Para completar la revisión, he añadido también las instancias en Windows (Server 2012 R2) 8 cores:
- Cache for Windows (x86-64) 2016.2.2 - 12 GB global buffers
- IRIS for Windows (x86-64) 2018.1.1 - 400 MB global buffers, no sharding
En LINUX (Ubuntu 16.04 LTS) 2 cores:
- IRIS for UNIX (Ubuntu Server LTS for x86-64) 2018.1.1 400MB global buffe
Pruebas: no shards, 2 shards, 3 shards, 4 shards.
La tabla que utilicé tiene 26,5 millones de registros y es idéntica en todas las instancias con idénticos índices.
Las consultas:
SELECT $LISTLENGTH($LISTFROMSTRING(LIST(<property>))) FROM ... WHERE ... %STARTSWITH <value>
Esta fue utilizada con 2 valores diferentes, resultando en 47000 y 19000 accesos. Me refiero a ella como consultas simples S47 y S19.
SELECT$LISTLENGTH ($LISTFROMSTRING(LIST(<property1>))) FROM....
WHERE ... %STARTSWITH <value1>
AND <attribute> %INLIST ( SELECT $LISTFROMSTRING(LIST(<property2>)) FROM ...
WHERE. .. %STARTSWITH <value2>
)
resultando en ~3000 accesos. Me refiero a ella como consulta compleja CX3.
SELECT $LISTLENGTH($LISTFROMSTRING(LIST(>property1>))) FROM ... As A JOIN …… As B ON ……
WHERE ... %STARTSWITH <value1> and …. . .. %STARTSWITH <value2>
resultando en ~5500 accesos. Me refiero a ella como consulta compleja CJ5.
Esta selección era la más cercana a la aplicación real. Otras también eran interesantes en cuanto a comportamiento, pero no tan relevantes de cara a la realidad.
Como era de esperar y requerido, todas las consultas de test generaron los mismos resultados en las distintas configuraciones.
La referencia (baseline) a la que me refiero es Caché en WIN. Los resultados se representan por tiempo de ejecución como porcentaje sobre esta referencia.

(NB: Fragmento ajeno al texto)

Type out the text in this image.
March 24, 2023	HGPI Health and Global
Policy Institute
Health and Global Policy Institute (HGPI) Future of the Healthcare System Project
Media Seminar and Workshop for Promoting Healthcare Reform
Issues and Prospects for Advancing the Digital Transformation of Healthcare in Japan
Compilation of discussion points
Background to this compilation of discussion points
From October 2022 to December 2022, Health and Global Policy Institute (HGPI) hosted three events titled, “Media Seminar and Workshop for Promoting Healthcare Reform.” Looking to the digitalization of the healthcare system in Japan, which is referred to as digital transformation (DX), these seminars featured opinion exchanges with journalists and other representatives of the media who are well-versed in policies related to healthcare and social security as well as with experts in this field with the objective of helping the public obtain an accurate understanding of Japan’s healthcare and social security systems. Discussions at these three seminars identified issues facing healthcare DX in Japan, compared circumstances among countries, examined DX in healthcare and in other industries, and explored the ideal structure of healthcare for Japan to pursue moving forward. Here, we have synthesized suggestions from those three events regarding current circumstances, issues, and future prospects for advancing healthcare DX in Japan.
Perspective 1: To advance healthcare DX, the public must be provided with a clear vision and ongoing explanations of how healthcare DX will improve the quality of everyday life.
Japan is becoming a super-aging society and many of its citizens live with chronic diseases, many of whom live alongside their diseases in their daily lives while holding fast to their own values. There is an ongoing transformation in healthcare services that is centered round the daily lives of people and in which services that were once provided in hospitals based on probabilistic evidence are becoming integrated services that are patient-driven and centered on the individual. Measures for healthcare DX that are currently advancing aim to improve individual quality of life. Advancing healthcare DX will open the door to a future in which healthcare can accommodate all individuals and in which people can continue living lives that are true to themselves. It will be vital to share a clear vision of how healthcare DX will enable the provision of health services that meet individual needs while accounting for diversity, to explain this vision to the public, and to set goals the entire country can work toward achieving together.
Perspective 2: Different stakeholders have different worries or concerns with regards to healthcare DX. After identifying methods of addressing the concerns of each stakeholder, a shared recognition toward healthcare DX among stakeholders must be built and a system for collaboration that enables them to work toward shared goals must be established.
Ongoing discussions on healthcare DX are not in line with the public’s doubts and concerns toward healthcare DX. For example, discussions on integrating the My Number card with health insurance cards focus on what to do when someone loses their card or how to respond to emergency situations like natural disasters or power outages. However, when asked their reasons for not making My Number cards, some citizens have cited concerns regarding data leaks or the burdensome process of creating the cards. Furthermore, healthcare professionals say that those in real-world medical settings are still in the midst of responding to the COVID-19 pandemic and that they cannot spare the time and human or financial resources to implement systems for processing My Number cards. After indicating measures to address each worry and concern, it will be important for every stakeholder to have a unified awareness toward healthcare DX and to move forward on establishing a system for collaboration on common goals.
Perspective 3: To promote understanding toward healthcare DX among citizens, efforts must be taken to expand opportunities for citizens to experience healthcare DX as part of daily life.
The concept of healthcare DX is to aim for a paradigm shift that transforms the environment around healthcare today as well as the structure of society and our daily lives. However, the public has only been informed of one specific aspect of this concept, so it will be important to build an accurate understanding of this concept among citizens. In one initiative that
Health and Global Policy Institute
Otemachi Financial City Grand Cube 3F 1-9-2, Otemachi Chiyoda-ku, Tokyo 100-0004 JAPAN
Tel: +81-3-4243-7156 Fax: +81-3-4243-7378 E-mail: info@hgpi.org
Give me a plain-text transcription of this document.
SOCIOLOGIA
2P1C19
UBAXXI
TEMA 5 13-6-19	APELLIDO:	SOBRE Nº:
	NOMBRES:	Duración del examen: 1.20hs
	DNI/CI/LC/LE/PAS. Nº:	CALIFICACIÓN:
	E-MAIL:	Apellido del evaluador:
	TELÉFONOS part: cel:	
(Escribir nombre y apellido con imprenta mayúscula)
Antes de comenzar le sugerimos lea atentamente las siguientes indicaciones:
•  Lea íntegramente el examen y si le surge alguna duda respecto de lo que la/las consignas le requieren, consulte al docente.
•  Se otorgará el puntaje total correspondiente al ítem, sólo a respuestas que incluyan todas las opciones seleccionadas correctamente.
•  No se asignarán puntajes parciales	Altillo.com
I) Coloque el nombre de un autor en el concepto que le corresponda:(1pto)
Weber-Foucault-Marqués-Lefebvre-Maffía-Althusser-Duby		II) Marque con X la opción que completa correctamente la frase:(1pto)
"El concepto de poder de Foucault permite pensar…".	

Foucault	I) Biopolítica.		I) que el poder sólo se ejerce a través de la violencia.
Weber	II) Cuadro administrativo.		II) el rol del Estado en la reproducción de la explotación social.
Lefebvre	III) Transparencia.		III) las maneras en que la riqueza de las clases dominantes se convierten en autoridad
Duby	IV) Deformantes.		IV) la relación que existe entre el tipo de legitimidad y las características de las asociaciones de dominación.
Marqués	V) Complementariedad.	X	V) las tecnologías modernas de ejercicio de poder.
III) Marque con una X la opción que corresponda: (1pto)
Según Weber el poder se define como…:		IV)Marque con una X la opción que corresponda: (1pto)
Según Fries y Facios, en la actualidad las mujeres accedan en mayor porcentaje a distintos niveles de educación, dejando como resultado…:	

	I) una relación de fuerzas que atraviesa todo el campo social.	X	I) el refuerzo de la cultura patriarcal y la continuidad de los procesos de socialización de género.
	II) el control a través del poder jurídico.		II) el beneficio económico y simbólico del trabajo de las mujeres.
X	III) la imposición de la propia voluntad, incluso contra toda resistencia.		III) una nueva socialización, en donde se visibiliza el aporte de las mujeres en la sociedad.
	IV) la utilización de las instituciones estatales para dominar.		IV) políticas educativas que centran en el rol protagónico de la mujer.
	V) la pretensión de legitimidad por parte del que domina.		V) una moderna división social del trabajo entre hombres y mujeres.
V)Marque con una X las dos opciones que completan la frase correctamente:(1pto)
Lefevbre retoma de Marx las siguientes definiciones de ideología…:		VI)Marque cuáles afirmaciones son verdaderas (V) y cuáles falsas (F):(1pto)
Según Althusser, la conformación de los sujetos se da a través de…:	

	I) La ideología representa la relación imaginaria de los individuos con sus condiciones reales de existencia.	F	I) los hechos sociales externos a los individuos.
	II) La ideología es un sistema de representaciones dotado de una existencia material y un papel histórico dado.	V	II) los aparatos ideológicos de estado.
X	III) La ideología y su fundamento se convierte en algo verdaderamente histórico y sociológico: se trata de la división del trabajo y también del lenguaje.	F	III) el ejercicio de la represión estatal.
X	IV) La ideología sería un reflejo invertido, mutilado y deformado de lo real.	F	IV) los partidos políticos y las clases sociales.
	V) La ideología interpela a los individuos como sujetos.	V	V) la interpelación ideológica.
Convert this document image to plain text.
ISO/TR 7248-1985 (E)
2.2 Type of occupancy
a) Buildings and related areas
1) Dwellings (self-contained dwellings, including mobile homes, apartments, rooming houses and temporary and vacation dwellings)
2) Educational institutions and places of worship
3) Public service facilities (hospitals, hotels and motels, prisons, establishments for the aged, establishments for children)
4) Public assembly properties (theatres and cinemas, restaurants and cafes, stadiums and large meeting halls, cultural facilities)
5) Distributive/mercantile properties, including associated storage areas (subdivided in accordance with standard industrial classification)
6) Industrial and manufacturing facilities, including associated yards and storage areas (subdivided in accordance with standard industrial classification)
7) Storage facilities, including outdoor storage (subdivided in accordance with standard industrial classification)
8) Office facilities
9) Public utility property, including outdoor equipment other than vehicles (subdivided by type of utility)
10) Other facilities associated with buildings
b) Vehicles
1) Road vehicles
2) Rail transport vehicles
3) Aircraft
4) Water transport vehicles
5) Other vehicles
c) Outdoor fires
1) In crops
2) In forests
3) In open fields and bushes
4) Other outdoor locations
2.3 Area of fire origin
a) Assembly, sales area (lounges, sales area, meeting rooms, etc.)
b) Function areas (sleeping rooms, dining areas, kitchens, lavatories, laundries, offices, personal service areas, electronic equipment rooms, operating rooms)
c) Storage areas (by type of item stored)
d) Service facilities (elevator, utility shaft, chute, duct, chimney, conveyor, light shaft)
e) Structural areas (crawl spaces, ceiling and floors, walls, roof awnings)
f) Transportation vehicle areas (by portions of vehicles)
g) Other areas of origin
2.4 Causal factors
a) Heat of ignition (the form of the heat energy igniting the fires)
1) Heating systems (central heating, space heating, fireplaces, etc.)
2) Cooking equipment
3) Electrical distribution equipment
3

Para todos los valores, tomé una media de las 3 últimas ejecuciones de al menos 5 totales, para evitar posibles desviaciones por buffering:
- IRIS on WIN no shard vs. Caché on WIN
S47: 92% S19: 98% CX3: 87% CJ5: 67% - IRIS on LNX no shard vs. Caché on WIN
S47: 59% S19: 56% CX3: 50% CJ5: 57% - IRIS on LNX 2 shards vs. Caché on WIN
S47: 21% S19: 23% CX3: 38% CJ5: 52% - IRIS on LNX 3 shards vs. Caché on WIN
S47: 10% S19: 14% CX3: 27% CJ5: 48% - IRIS on LNX 4 shards vs. Caché on WIN
S47: 7% S19: 12% CX3: 24% CJ5: 44%
Creo que los resultados no necesitan mucha explicación:
- Cuantos más shards tienes, más rápido se ejecutan tus consultas
- Cuanto más simple es la consulta, mayor es la mejora de rendimiento
- Las "obras de arte" en SQL pueden ser contraproducentes y podrían requerir un diseño más sofisticado de la shard key
Algunas observaciones con respecto a la carga inicial:
- No medí los tiempos de carga con precisión ya que no era mi objetivo al principio
- En cualquier caso, cuantos más shards tengas, más tiempo llevará la carga
- Mi sensación grosso modo es que la carga con 4 shards llevó al menos el doble de tiempo que la carga en 2 shards; y en 3 shards, algo entre medias de ambos
- No me sorprendió, ya que mover tal cantidad de datos vía ECP no puede ser impresionantemente rápido. Pero como ves, al final compensa
Basado en este aprendizaje, veo 2 opciones para mantener la tabla actualizada:
- INSERT, UPDATE, DELETE directos sobre SQL
- utilizar el parámetro de clase DSTIME para ejecutar una actualización en batch dependiendo de tu aplicación
Espero que esto te ayude a decidir sobre TU implementación del sharding.